This is a 2d demo of the medial surface algorithm. The full 3d algorithm displays an implicit surface. The 2d demo displays an implicit line.
The algorithm is a variant of standard metaball techniques. The medial surface is the surface where the metaball field from one group of objects equals the metaball field from a second group of objects. We explain first the standard metaballs, then the medial surface.
The demo is based on a metasurface from four 'spheres' (circles really). The surfaces of the full 3d implementation are lines in this 2d demo, but we mostly still use the 'surface' terminology below. We first see the four spheres as separate coloured circles [!justsphere!].
Each sphere has an influence field, 1 at the surface of the sphere and reducing to 0 at a given distance from the sphere. With the spheres apart we can see the fields (as contours) but they have no influence on each other [!noinfluence!]. The surface of each sphere is shown by a white contour.
Many metaball implementation use fields that extend to infinity, for example inverse square of exponential decay. We use a field with a defined cutoff so that a recursive subdivision implementation can easily cull spheres. This demo does not use such techniques, but we still use our standard field function.
As the spheres get closer the fields start to influence each other [!lowinfluence!]. However, they are not close enough that the sphere surfaces are affected. The colour is blended according to the amount of influence of each sphere at the given point. Most of the area is still coloured using the pure sphere colours.
Closer still [!influence!] and the white sphere surfaces are starting to distort (above) and merge (below). They all merge in the final view [!highinfluence!], the pale yellow giving a 2d slice of a characteristic metaball surface.
The medial surface is based around two opposing fields that cancel out. The top pair of spheres now have negative fields (blue colouring), while the lower pair still have positive fields (red/yellow colouring). As they are initially well separated, they have no influence on each other [!negativeapart!].
As the spheres get closer [!negativetouch!] the fields of influence just begin to touch. The area with contrasting colour shows where both groups have equal influence; but does not cover the vast background area where they have equal but zero influence.
Again, as we bring them closer [!negativeclose!] the field interactions get more interesting, and the medial intersection line (medial surface in 3d) gets longer. This trend continues, closer [!negativecloser!] and closest [!negativeclosest!].The field and medial surface/line may be shown in one of two ways, which you can toggle here.

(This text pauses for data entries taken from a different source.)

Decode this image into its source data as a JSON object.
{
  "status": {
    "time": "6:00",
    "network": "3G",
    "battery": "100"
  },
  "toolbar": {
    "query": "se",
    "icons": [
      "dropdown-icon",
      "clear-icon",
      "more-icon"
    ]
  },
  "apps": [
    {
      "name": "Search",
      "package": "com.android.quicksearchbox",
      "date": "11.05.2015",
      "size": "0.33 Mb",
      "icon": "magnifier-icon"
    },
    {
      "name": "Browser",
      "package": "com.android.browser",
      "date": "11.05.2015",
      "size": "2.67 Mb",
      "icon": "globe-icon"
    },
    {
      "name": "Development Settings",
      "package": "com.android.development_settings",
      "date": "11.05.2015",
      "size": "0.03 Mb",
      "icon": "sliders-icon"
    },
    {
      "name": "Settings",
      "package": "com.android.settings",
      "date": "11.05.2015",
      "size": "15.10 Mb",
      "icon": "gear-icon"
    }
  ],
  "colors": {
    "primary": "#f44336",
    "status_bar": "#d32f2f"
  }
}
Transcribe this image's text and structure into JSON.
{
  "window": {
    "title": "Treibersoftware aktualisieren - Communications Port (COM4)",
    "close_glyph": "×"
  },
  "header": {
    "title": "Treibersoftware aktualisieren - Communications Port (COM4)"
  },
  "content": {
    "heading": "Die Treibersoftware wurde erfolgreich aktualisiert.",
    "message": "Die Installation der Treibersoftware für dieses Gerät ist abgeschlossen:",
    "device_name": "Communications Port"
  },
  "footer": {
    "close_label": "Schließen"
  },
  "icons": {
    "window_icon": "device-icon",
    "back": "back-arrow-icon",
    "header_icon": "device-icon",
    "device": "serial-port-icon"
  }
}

You can click here choose between a flat contour representation and a height field representation. Dragging outside the sphere influence in the height field representation allows change of camera view.
You can also interact with the positions of the spheres by dragging. This works better in the flat view. Picking not right in heightmap version; for now you must pick at the base of the centre of the object.
Choose any of the configurations above as a starting point and experiment.
Currently confusion on scroll wheel between zooming, info scrolling and extending influence.
We will later add interactions for the radius of the spheres, the relative strengths of their fields and their range of influence.